The appointment was revealed today by the Department for Culture, Media and Sport, with the reviews set to consider whether the BBC is acting in accordance with assurances given at the time its digital services were approved.
The individual reviews will include market impact assessments. Ofcom will also contribute to the review process. The findings from the final reports will feed into the current review of the BBC's Charter.
Gardam quit Channel 4 in 2003 for what he said at the time were "partly personal reasons". He had worked at the broadcaster for five years. Before that, Gardam spent 20 years at the BBC working as an editor on programmes including 'Panorama' and 'Newsnight', before leaving to join Channel 5 briefly.
He is charged with reviewing the BBC's new digital radio services including 1Xtra, BBC 6 and BBC 7.

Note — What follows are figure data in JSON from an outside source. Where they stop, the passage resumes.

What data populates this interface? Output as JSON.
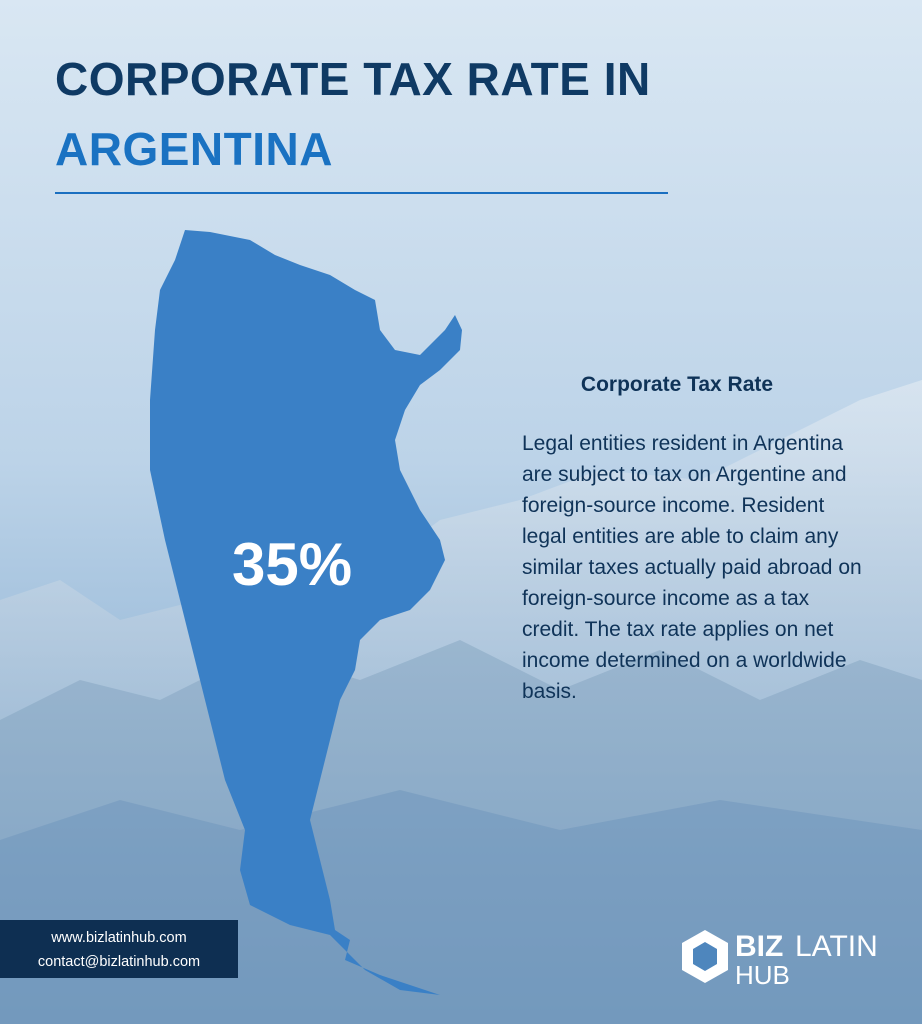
{
  "header": {
    "title_line1": "CORPORATE TAX RATE IN",
    "title_line2": "ARGENTINA"
  },
  "map": {
    "rate": "35%"
  },
  "section": {
    "heading": "Corporate Tax Rate",
    "body": "Legal entities resident in Argentina are subject to tax on Argentine and foreign-source income. Resident legal entities are able to claim any similar taxes actually paid abroad on foreign-source income as a tax credit. The tax rate applies on net income determined on a worldwide basis."
  },
  "footer": {
    "website": "www.bizlatinhub.com",
    "email": "contact@bizlatinhub.com"
  },
  "logo": {
    "part1": "BIZ",
    "part2": "LATIN",
    "part3": "HUB"
  }
}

Barwise is professor of management and marketing at the London Business School. He will look at the television channels BBC Three, BBC Four, Cbeebies and CBBC.
Tessa Jowell, secretary of state for culture, media and sport, said: "The BBC has wholeheartedly embraced the digital revolution. But while licence-fee payers rightly expect their major public service broadcaster to be at the forefront of a rapidly changing broadcasting ecology, they also expect the government to ensure that the corporation fulfils its public service remit. These reviews will help us ensure that balance is being struck."
At the same time as the reviews were announced, the BBC said that its digital services may have been responsible for bringing 1m households into the digital television fold.
Citing successes such as 'Little Britain' and 'The Alan Clark Diaries', the BBC said that its digital television and radio services are delivering distinctive and original public service content to UK audiences and are on track to meet all conditions of their approvals.
The corporation made the comments as part of its submission to Jowell for the review.